380 Leopard 2 versão base, começaram a ser produzidos em 1979, tendo o último sido entregue em 1982.

Leopard-2 A1
O segundo (480 exemplares) e o terceiro lote (300 veículos), produzidos entre 1982 e 1984 receberam algumas alterações adicionais e passaram a ser conhecidos como Leopard-2A1.
O 2A1, tinha visão térmica para o condutor do veículo, tornando possível o combate nocturno.

Leopard-2 A2
As viaturas do lote inicial, que tinha sido produzido entre 1979 e 1983 foram modificadas para o padrão A1, mas ficaram conhecidas como Leopard-2 A2.

Leopard-2 A3
A versão que ficou conhecida como «A3» é viertualmente idêntica à versão A1 e corresponde ao quarto lote de Leopard-2 (300 veículos), que foram produzidos entre 1984 e 1985. Difere das versões anteriores em pormenores de pouca importaância, como os rádios.

Leopard-2 A4
Ainda em meados da década de 1980, ainda não tinham saído de fábrica os últimos Leopard-2 A3 e já se preparava a versão seguinte, que ao contrário das anteriores incorporava modificações bastante importantes.

De entre essas modificações destaca-se o sistema automático de combate a incendios e um sistema completamente digital de gestão de tido.

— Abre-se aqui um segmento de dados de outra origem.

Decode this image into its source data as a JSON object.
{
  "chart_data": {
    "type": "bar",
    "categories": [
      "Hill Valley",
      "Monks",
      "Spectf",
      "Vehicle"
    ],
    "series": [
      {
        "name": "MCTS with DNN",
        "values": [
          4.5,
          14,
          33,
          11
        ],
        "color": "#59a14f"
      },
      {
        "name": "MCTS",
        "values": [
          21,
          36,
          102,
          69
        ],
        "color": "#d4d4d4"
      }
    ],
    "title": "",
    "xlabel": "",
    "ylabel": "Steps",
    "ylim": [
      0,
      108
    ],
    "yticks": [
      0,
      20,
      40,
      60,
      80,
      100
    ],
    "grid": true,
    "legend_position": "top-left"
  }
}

A blindagem também foi reforçada com elementos de titanio e tungsténio.

O Leopard-2A4 transformou-se a partir de 1985 e até 1992, na versão de produção standard do veículo.
Vários países adquiriram o carro de combate aos alemães e a Holanda fabricou localmente mais de 400 unidades para o seu exército.

Quando a produção dos Leopard-2 A4 e a actualização dos veículos mais antigos terminou, também tinha terminado a guerra fria.

Por essa razão, a Alemanha e a Holanda, começaram a vender e a retirar de serviço muitos dos seus carros de combate.

Leopard-2 A5
Ainda que com muitos carros da versão A4 em stock, os operadores do veículo optaram por continuar a moderniza-lo.
As laterais em angulo reto do Leopard-2A4 mostraram ser um dos seus pontos fracos, quando se testaram as armas soviéticas de 125mm dos taques T-80 e T-72 modernizados.

Leopard 2A5
Na imagem acima, o Leopard-2A5


A resposta, foi a introdução de perfis de torre em cunha, que permitem distinguir os Leopard-2 A5 dos modelos anteriores.

A Alemanha e a Holanda converteram os carros da versão A4 para o padrão A5, embora tenham deixado vários A4 na reserva, que posteriormente foram vendidos.

Leopard-2A6
A versão A6 do Leopard, incorporou a modificação mais importante desde que o Leopard-2 foi lançado.
Essa modificação consistiu na incorporação de uma arma principal nova.
Embora o calibre se tenha mantido, o cano é mais longo e a velocidade do disparo é superior.
Leopard 2A6
Na imagem acima, o Leopard-2A6: Ele é praticamente idêntico em quase tudo à versão A5, mas o armamento principal é claramente mais longo, o que implica superior poder de fogo, maior precisão e também maior desgaste do armamento principal.

Esta modificação transformou o Leopard-2 no mais poderoso carro de combate do mundo em termos de poder de fogo.

A Holanda e a Alemanha converteram os seus Leopard-2A5 para a versão A6.
A Holanda vendeu alguns dos seus A6 a Portugal e ao Canadá, enquanto que a Espanha produzia a sua própria versão do modelo A6, mantendo embora a versão A4 em operação.

Leopard-2 PSO
O Leopard 2 PSO é uma versão do Leopard, dedicada a operações de manutenção de paz.
Tanto esta versão como algumas versões mais ou menos equivalentes foram desenvolvidas pelas forças que possuiam o Leopard-2A4.

Leopard 1 V Chile
Na imagem, em primeiro plano o Leopard-2A6, com canhão longo L55. Em segundo plano o Leopard-2 PSO, baseado no Leopard-2A5. Notar o canhão L44 mais curto


Vários Leopard-2 A4 foram sendo modernizados ao nível da electrónica e da blindagem, sem incluir as características do Leopard-2 A5 e o novo canhão do Leopard-2 A6

Leopard-2 A7
O Leopard-2 A7 aparece como uma soma dos carros de combate Leopard 2A4 modificados e dos Leopard-2 A6 com armamento mais poderoso.

Existem duas versões:
Leopard-2A7 : Versão dedicada a combate urbano e que utiliza o canhão mais curto L44
Leopard-2A7 «plus» : Na prática uma modernização do Leopard-2A6, mantendo o canhão longo L55 e incorporando nova blindagem desenvolvida para combate urbano e operações de manutanção de paz.